The flip side of this process is that there are new avenues through which the private sector can garner windfall gains that raise private profits, increase internal resources and allow for an acceleration of private capital accumulation. There is ample evidence of a substantial increase in private profitability, corporate savings and private wealth since the launch of liberalisation and especially during this decade. But this has been attributed to the entrepreneurial energy released by liberalisation, with no role given to the benefits from transfers engineered by the state. In fact, when discussions of corruption occur, the possibility that it serves as a mechanism for private aggrandisement receives little attention. The tenor of the discourse is that the virus of corruption afflicts only the government officials and politicians who control and misuse state power. But increasingly corruption appears to reflect payments made by the private sector to realise illegitimate gains that are not merely violative of fair practice and/or the law, but damaging from the development, environmental or fiscal points of view. Given the large amounts that can be garnered in this fashion the state seems to be turning into an important site for primitive accumulation for the private sector during the phase of liberalisation and economic reform. If true, this makes the private sector not just complicit but a participant in the acts of corruption, if any, involved.
Those making illegitimate or excessively large windfall gains may need to evade the tax and/or other laws of the country. This encourages the illicit transfer of wealth out of the country which too is facilitated by liberalisation. According to a recent estimate by the Global Financial Integrity programme of the Centre for International Policy, the money that had illicitly flown out of India to accounts abroad over its post-Independence history stretching from 1948 through 2008 was around $213 billion, the present value of which equals 36 per cent of India's GDP in 2008. Interestingly, there are signs that the outflow has increased substantially. According to the report titled The Drivers and Dynamics of Illicit Financial Flows from India: 1948-2008, “68 percent of India's aggregate illicit capital loss occurred after India's economic reforms in 1991, indicating that deregulation and trade liberalization actually contributed to/accelerated the transfer of illicit money abroad.”
Thus, a feature of the new liberalised economic environment is an increase in the instances of alleged corruption.
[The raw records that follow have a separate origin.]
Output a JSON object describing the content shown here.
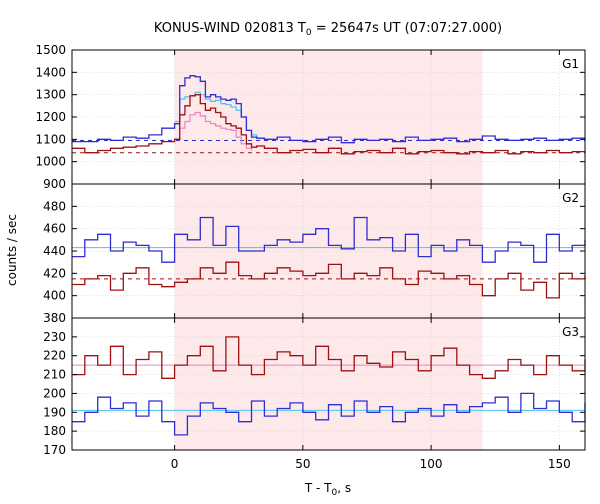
{
  "chart_data": {
    "type": "line",
    "title": "KONUS-WIND 020813 T",
    "title_sub": "0",
    "title_rest": " = 25647s UT (07:07:27.000)",
    "xlabel": "T - T",
    "xlabel_sub": "0",
    "xlabel_rest": ", s",
    "ylabel": "counts / sec",
    "xlim": [
      -40,
      160
    ],
    "xticks": [
      0,
      50,
      100,
      150
    ],
    "shaded_interval": [
      0,
      120
    ],
    "grid": true,
    "colors": {
      "blue": "#2f2fd0",
      "red": "#a01010",
      "cyan": "#4fc1e9",
      "pink": "#f080c0",
      "shade": "#fde8ea"
    },
    "panels": [
      {
        "name": "G1",
        "ylim": [
          900,
          1500
        ],
        "yticks": [
          900,
          1000,
          1100,
          1200,
          1300,
          1400,
          1500
        ],
        "blue_level": 1095,
        "red_level": 1040,
        "blue_series": {
          "x": [
            -40,
            -30,
            -25,
            -20,
            -15,
            -10,
            -5,
            0,
            2,
            4,
            6,
            8,
            10,
            12,
            14,
            16,
            18,
            20,
            22,
            24,
            26,
            28,
            30,
            32,
            35,
            40,
            45,
            50,
            55,
            60,
            65,
            70,
            75,
            80,
            85,
            90,
            95,
            100,
            105,
            110,
            115,
            120,
            125,
            130,
            135,
            140,
            145,
            150,
            155,
            160
          ],
          "y": [
            1090,
            1100,
            1095,
            1110,
            1105,
            1120,
            1150,
            1170,
            1340,
            1375,
            1385,
            1380,
            1360,
            1290,
            1300,
            1290,
            1280,
            1275,
            1280,
            1260,
            1200,
            1140,
            1110,
            1105,
            1100,
            1110,
            1095,
            1090,
            1100,
            1110,
            1085,
            1100,
            1095,
            1100,
            1090,
            1110,
            1095,
            1100,
            1105,
            1090,
            1100,
            1115,
            1100,
            1095,
            1100,
            1105,
            1095,
            1100,
            1105,
            1100
          ]
        },
        "red_series": {
          "x": [
            -40,
            -35,
            -30,
            -25,
            -20,
            -15,
            -10,
            -5,
            0,
            2,
            4,
            6,
            8,
            10,
            12,
            14,
            16,
            18,
            20,
            22,
            24,
            26,
            28,
            30,
            32,
            35,
            40,
            45,
            50,
            55,
            60,
            65,
            70,
            75,
            80,
            85,
            90,
            95,
            100,
            105,
            110,
            115,
            120,
            125,
            130,
            135,
            140,
            145,
            150,
            155,
            160
          ],
          "y": [
            1060,
            1040,
            1050,
            1060,
            1065,
            1070,
            1080,
            1090,
            1100,
            1210,
            1250,
            1295,
            1300,
            1260,
            1230,
            1240,
            1220,
            1200,
            1170,
            1160,
            1150,
            1120,
            1080,
            1065,
            1070,
            1060,
            1040,
            1050,
            1055,
            1040,
            1060,
            1035,
            1045,
            1050,
            1040,
            1060,
            1035,
            1045,
            1050,
            1040,
            1035,
            1045,
            1040,
            1050,
            1035,
            1045,
            1040,
            1050,
            1040,
            1045,
            1040
          ]
        },
        "cyan_series": {
          "x": [
            0,
            2,
            4,
            6,
            8,
            10,
            12,
            14,
            16,
            18,
            20,
            22,
            24,
            26,
            28,
            30,
            32
          ],
          "y": [
            1180,
            1280,
            1290,
            1295,
            1310,
            1300,
            1280,
            1270,
            1275,
            1260,
            1255,
            1245,
            1230,
            1200,
            1140,
            1120,
            1105
          ]
        },
        "pink_series": {
          "x": [
            0,
            2,
            4,
            6,
            8,
            10,
            12,
            14,
            16,
            18,
            20,
            22,
            24,
            26,
            28,
            30
          ],
          "y": [
            1100,
            1150,
            1180,
            1210,
            1220,
            1205,
            1180,
            1170,
            1160,
            1150,
            1145,
            1140,
            1110,
            1080,
            1060,
            1050
          ]
        }
      },
      {
        "name": "G2",
        "ylim": [
          380,
          500
        ],
        "yticks": [
          380,
          400,
          420,
          440,
          460,
          480
        ],
        "blue_level": 443,
        "red_level": 415,
        "blue_series": {
          "x": [
            -40,
            -35,
            -30,
            -25,
            -20,
            -15,
            -10,
            -5,
            0,
            5,
            10,
            15,
            20,
            25,
            30,
            35,
            40,
            45,
            50,
            55,
            60,
            65,
            70,
            75,
            80,
            85,
            90,
            95,
            100,
            105,
            110,
            115,
            120,
            125,
            130,
            135,
            140,
            145,
            150,
            155,
            160
          ],
          "y": [
            435,
            450,
            455,
            440,
            448,
            445,
            440,
            430,
            455,
            450,
            470,
            445,
            462,
            440,
            440,
            445,
            450,
            448,
            455,
            460,
            445,
            442,
            470,
            450,
            452,
            440,
            455,
            435,
            445,
            440,
            450,
            445,
            430,
            440,
            448,
            445,
            430,
            455,
            440,
            445,
            450
          ]
        },
        "red_series": {
          "x": [
            -40,
            -35,
            -30,
            -25,
            -20,
            -15,
            -10,
            -5,
            0,
            5,
            10,
            15,
            20,
            25,
            30,
            35,
            40,
            45,
            50,
            55,
            60,
            65,
            70,
            75,
            80,
            85,
            90,
            95,
            100,
            105,
            110,
            115,
            120,
            125,
            130,
            135,
            140,
            145,
            150,
            155,
            160
          ],
          "y": [
            410,
            415,
            418,
            405,
            420,
            425,
            410,
            408,
            412,
            415,
            425,
            420,
            430,
            418,
            415,
            420,
            425,
            422,
            418,
            420,
            428,
            415,
            420,
            418,
            425,
            415,
            410,
            422,
            420,
            415,
            418,
            410,
            400,
            415,
            420,
            405,
            412,
            398,
            420,
            415,
            418
          ]
        }
      },
      {
        "name": "G3",
        "ylim": [
          170,
          240
        ],
        "yticks": [
          170,
          180,
          190,
          200,
          210,
          220,
          230
        ],
        "blue_level": 191,
        "red_level": 215,
        "blue_series": {
          "x": [
            -40,
            -35,
            -30,
            -25,
            -20,
            -15,
            -10,
            -5,
            0,
            5,
            10,
            15,
            20,
            25,
            30,
            35,
            40,
            45,
            50,
            55,
            60,
            65,
            70,
            75,
            80,
            85,
            90,
            95,
            100,
            105,
            110,
            115,
            120,
            125,
            130,
            135,
            140,
            145,
            150,
            155,
            160
          ],
          "y": [
            185,
            190,
            198,
            192,
            195,
            188,
            196,
            185,
            178,
            188,
            195,
            192,
            190,
            185,
            196,
            188,
            192,
            195,
            190,
            186,
            194,
            188,
            196,
            190,
            193,
            185,
            190,
            192,
            188,
            194,
            190,
            193,
            195,
            198,
            190,
            200,
            192,
            196,
            190,
            185,
            195
          ]
        },
        "red_series": {
          "x": [
            -40,
            -35,
            -30,
            -25,
            -20,
            -15,
            -10,
            -5,
            0,
            5,
            10,
            15,
            20,
            25,
            30,
            35,
            40,
            45,
            50,
            55,
            60,
            65,
            70,
            75,
            80,
            85,
            90,
            95,
            100,
            105,
            110,
            115,
            120,
            125,
            130,
            135,
            140,
            145,
            150,
            155,
            160
          ],
          "y": [
            210,
            220,
            215,
            225,
            210,
            218,
            222,
            208,
            215,
            220,
            225,
            212,
            230,
            215,
            210,
            218,
            222,
            220,
            215,
            225,
            218,
            212,
            220,
            216,
            214,
            222,
            218,
            212,
            220,
            224,
            215,
            210,
            208,
            212,
            218,
            215,
            210,
            220,
            215,
            212,
            218
          ]
        }
      }
    ]
  }
}
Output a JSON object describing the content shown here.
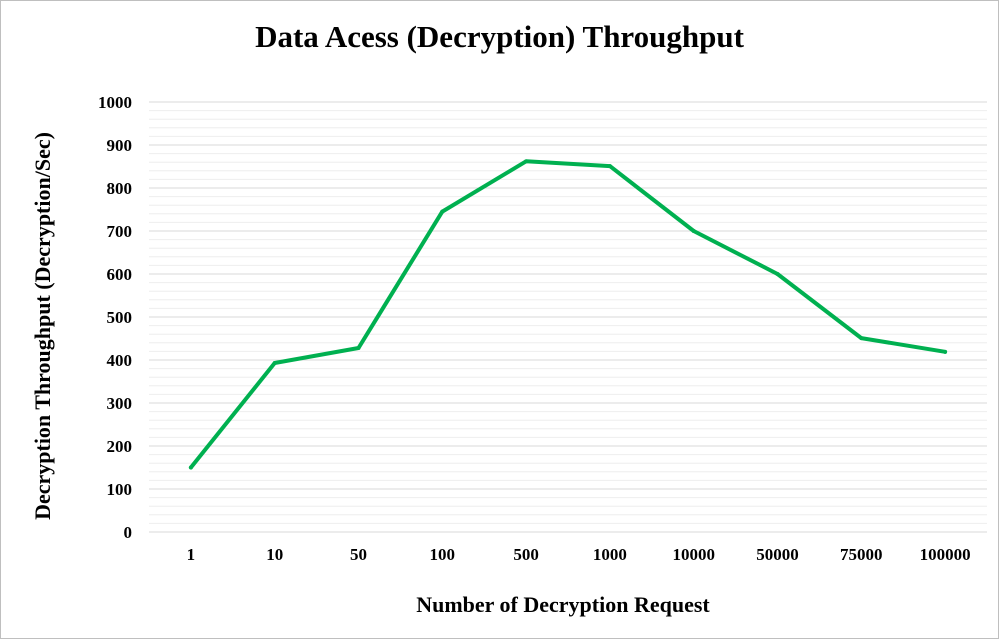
{
  "chart_data": {
    "type": "line",
    "title": "Data Acess (Decryption) Throughput",
    "xlabel": "Number of Decryption Request",
    "ylabel": "Decryption Throughput (Decryption/Sec)",
    "categories": [
      "1",
      "10",
      "50",
      "100",
      "500",
      "1000",
      "10000",
      "50000",
      "75000",
      "100000"
    ],
    "series": [
      {
        "values": [
          150,
          393,
          428,
          745,
          862,
          851,
          700,
          600,
          451,
          419
        ],
        "color": "#00b050"
      }
    ],
    "ylim": [
      0,
      1000
    ],
    "yticks": [
      0,
      100,
      200,
      300,
      400,
      500,
      600,
      700,
      800,
      900,
      1000
    ],
    "ytick_labels": [
      "0",
      "100",
      "200",
      "300",
      "400",
      "500",
      "600",
      "700",
      "800",
      "900",
      "1000"
    ],
    "grid": {
      "major": true,
      "minor": true
    },
    "colors": {
      "line": "#00b050",
      "major_grid": "#d9d9d9",
      "minor_grid": "#eeeeee"
    }
  }
}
But this feature tends to be missed. In a world where profit making and the accumulation of wealth is celebrated and rewarded, where it is the “bottom line” that finally matters, unless circumstances lead to the detection of fraud or a violation of the law, an increase in the wealth of a private sector player is normally seen as a virtue and a reflection of “entrepreneurship” and “innovation.”
This does limit the degree to which the problem of corruption can be addressed. If corruption tends to be embedded in the process of accumulation it is expected that it would be far more present than would otherwise be the case. Whenever allegations of corruption emerge because of “leaks” possibly triggered by corporate or political rivalry, controversy ensues and investigations begin, but little of significance results. This makes the demand for better ways of investigating and awarding punishment in proven cases of corruption eminently sensible. But this alone would not do. What is required is a change in the policy regime that legitimises the conversion of the state into a site for the primitive accumulation of capital. Also required is caution when celebrating evidence of quick and substantial enrichment of sections of the private sector.